Fed Could Hike Interest Rates by 75 Basis Points Once More then Slow Pace

On Nov 2, 2022 at 12:19 pm UTC by · 3 mins read

According to reports, the Fed stands to increase interest rates in November, but taper off afterward to prevent the economy from slipping.

Expectations abound that the US Fed will once again raise interest rates by 75 basis points, but could slow the pace afterward. According to reports, the US apex bank will raise interest rates on Wednesday and then cut down on rate hikes as early as December. As Michael Gapen, chief US economist at Bank of America, notes:

“We think they hike just to get to the end point. We do think they hike by 75. We think they do open the door to a step down in rate hikes beginning in December.”

Analysts Ponder Projected Fed Interest Rates Hike

Analysts and observers expect Fed Chair Jerome Powell to take a hawkish approach in his briefing slated for Wednesday. This is in line with the central bank’s primary goal of keeping inflation under control. However, market pros also agree that the Fed risks triggering a violent reaction if it embarks on a more hawkish approach to interest rates.

According to Gapen, Powell may address the notion of reducing the pace of rate hikes without necessarily committing to it. The chief US economist at Bank of America further stated that the Fed would then raise interest rates by a half percentage point in December.

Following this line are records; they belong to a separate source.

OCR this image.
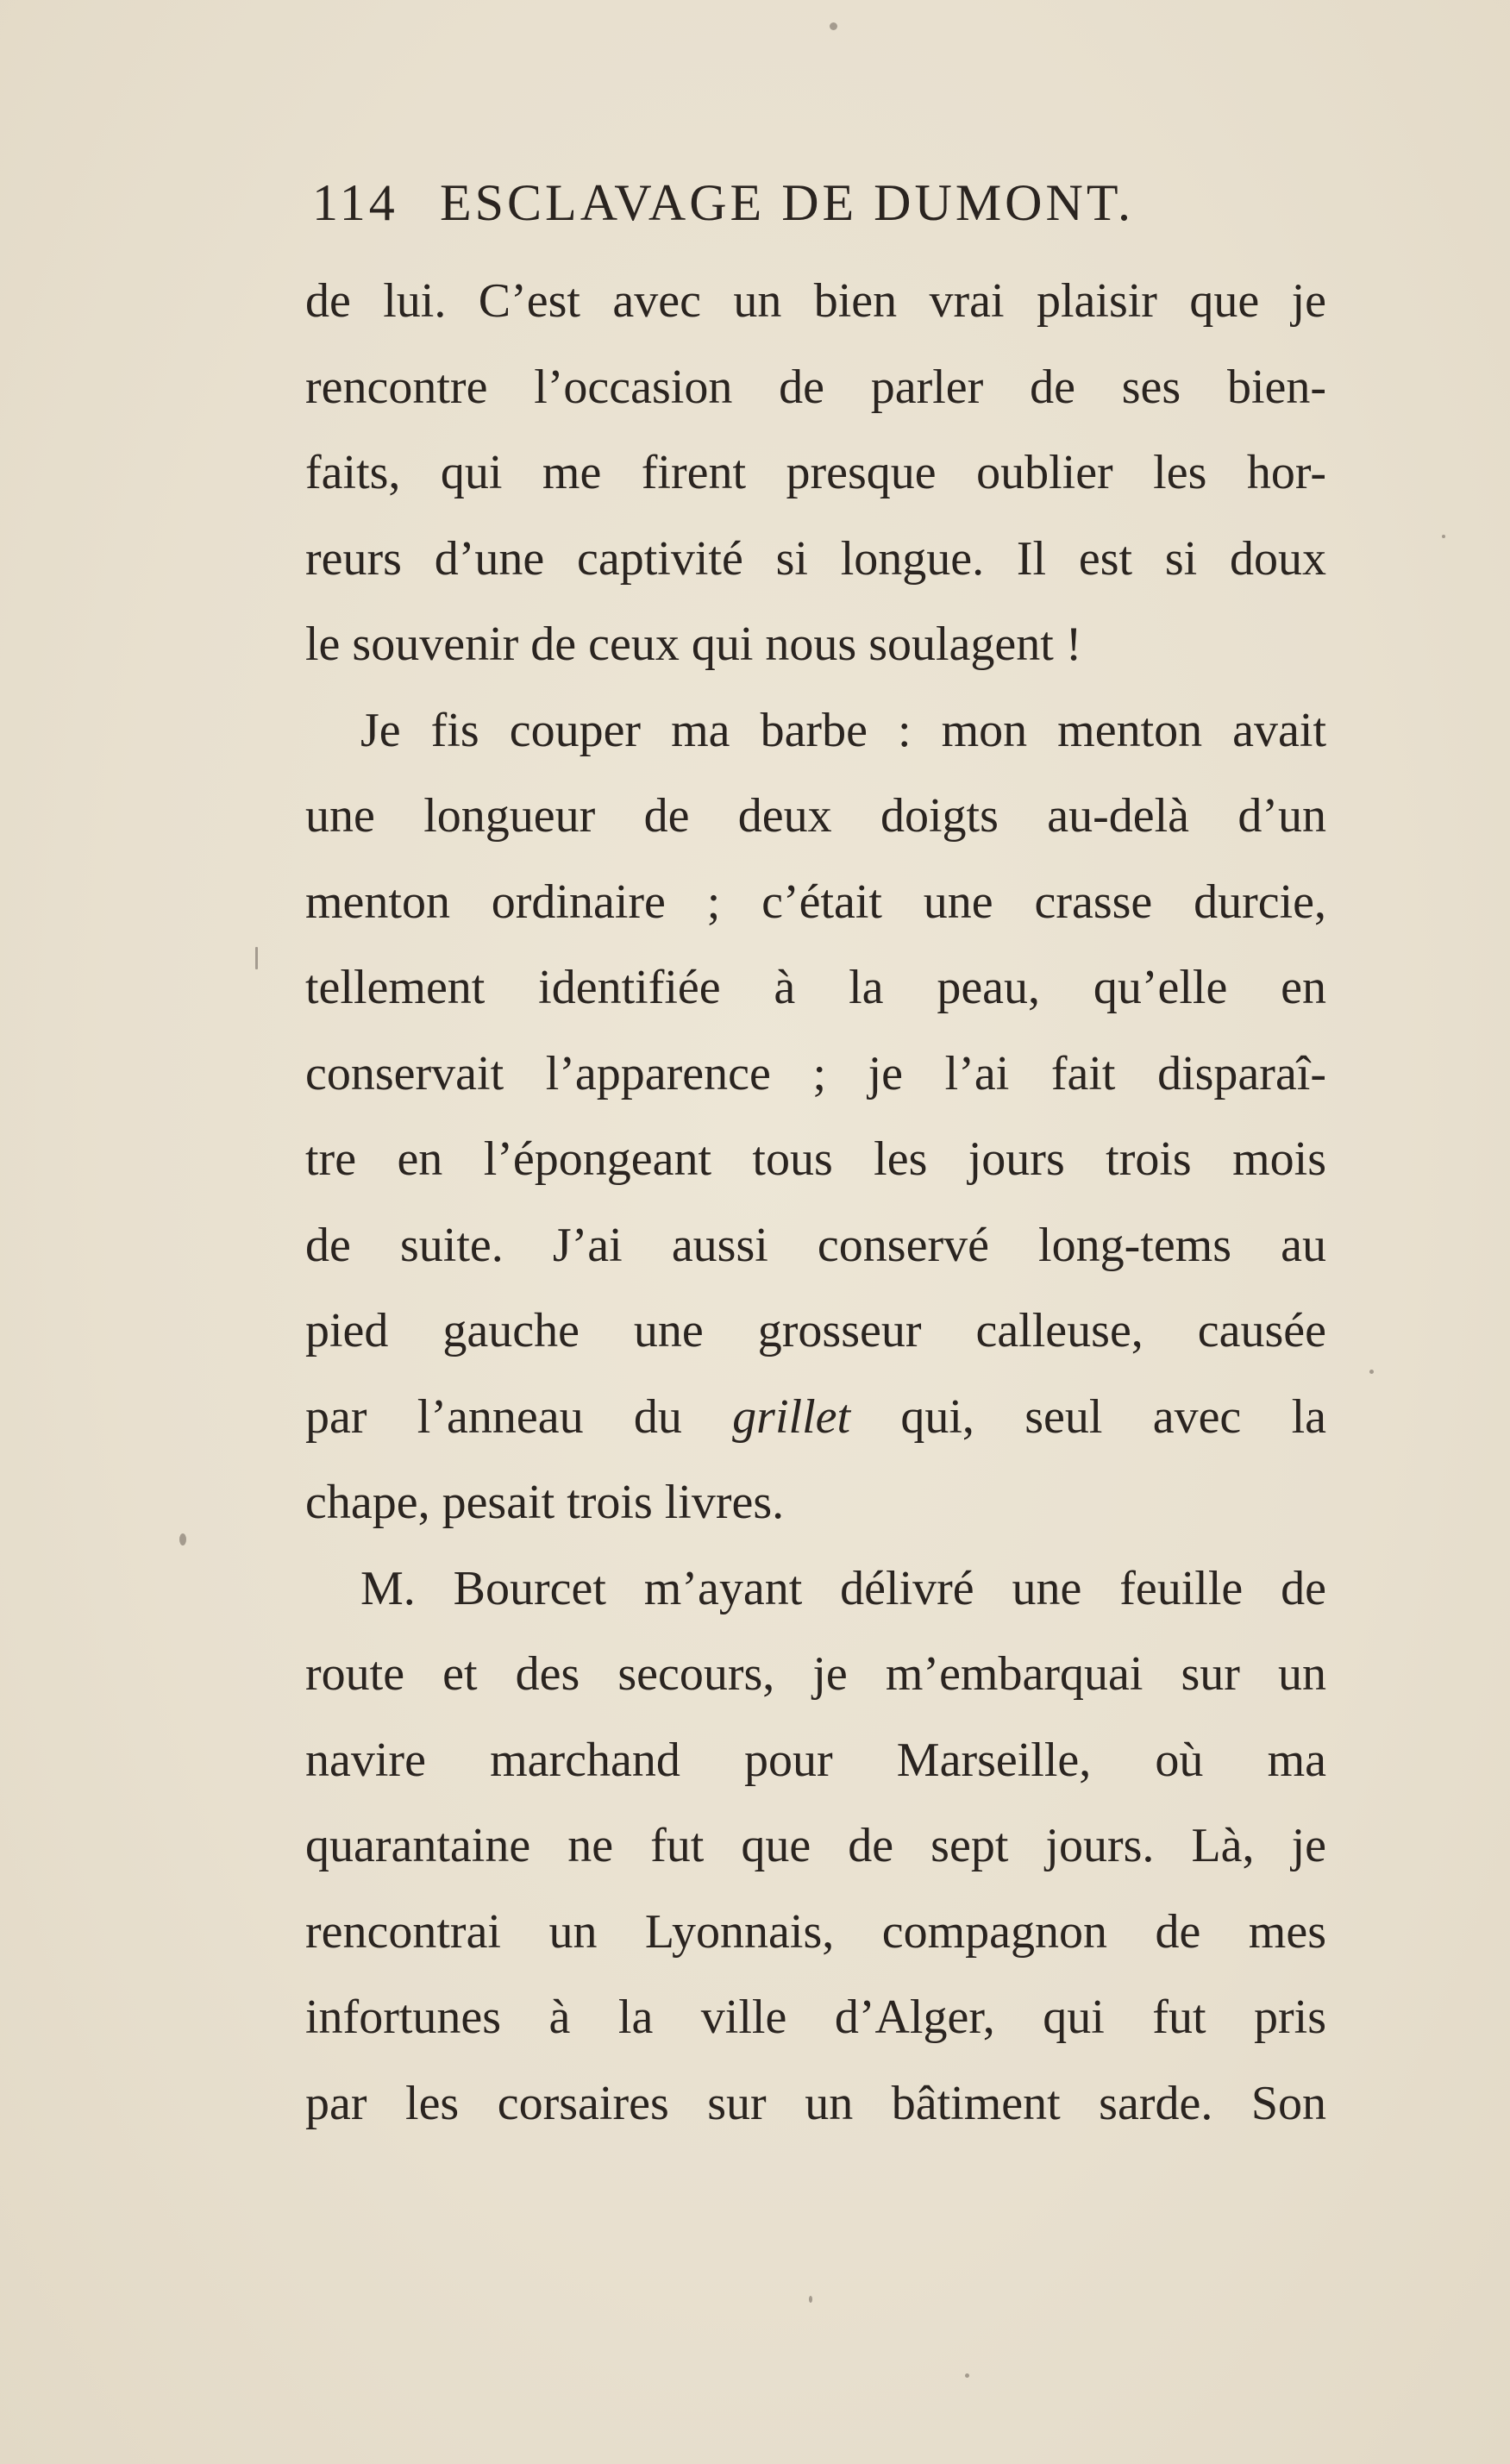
114 ESCLAVAGE DE DUMONT.
de lui. C’est avec un bien vrai plaisir que je
rencontre l’occasion de parler de ses bien-
faits, qui me firent presque oublier les hor-
reurs d’une captivité si longue. Il est si doux
le souvenir de ceux qui nous soulagent !
Je fis couper ma barbe : mon menton avait
une longueur de deux doigts au-delà d’un
menton ordinaire ; c’était une crasse durcie,
tellement identifiée à la peau, qu’elle en
conservait l’apparence ; je l’ai fait disparaî-
tre en l’épongeant tous les jours trois mois
de suite. J’ai aussi conservé long-tems au
pied gauche une grosseur calleuse, causée
par l’anneau du grillet qui, seul avec la
chape, pesait trois livres.
M. Bourcet m’ayant délivré une feuille de
route et des secours, je m’embarquai sur un
navire marchand pour Marseille, où ma
quarantaine ne fut que de sept jours. Là, je
rencontrai un Lyonnais, compagnon de mes
infortunes à la ville d’Alger, qui fut pris
par les corsaires sur un bâtiment sarde. Son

Also analyzing the potential takeaways from Powell’s upcoming press conference, Julian Emanuel, head of equity, derivatives, and quantitative strategy at Evercore ISI, explained:

“The market is very fixated on the fact there’s going to be 75 in November, 50 [basis points] in December, 25 on Feb. 1 and then probably another 25 in March. So in reality, the market already thinks this is happening, and from my point of view, there’s no way the outcome of his press conference is going to be more dovish than that.”

Powell faces the challenge of creating a delicate balance between suggesting the possibility of less-aggressive hikes and adhering to the Fed’s inflation control policy. According to BlackRock chief investment officer of global fixed income Rick Rieder, “he’s going to try to execute the fine art of getting off the 75 [basis points] without creating euphoria and influencing financial conditions too easy”.

Market Hanging in the Balance on Fed Decision

As it stands, the stock market is already bracing for a slowdown in rate hikes by the Federal Reserve following this final 75 basis point jump. Notwithstanding, analysts foresee roiled market reactions if the Fed goes contrary to this stance.

Wednesday’s projected hike of three-quarters of a point would take the fed funds to a rate range of 3.75% to 4%, from zero to 0.25% in March. According to reports, past rate hikes of 75 basis points this year are already contributing to a slowing economy. For example, the housing market is in the doldrums, with some mortgage rates nearly doubling. Meanwhile, consumer inflation in September was at an 8.2% annual basis.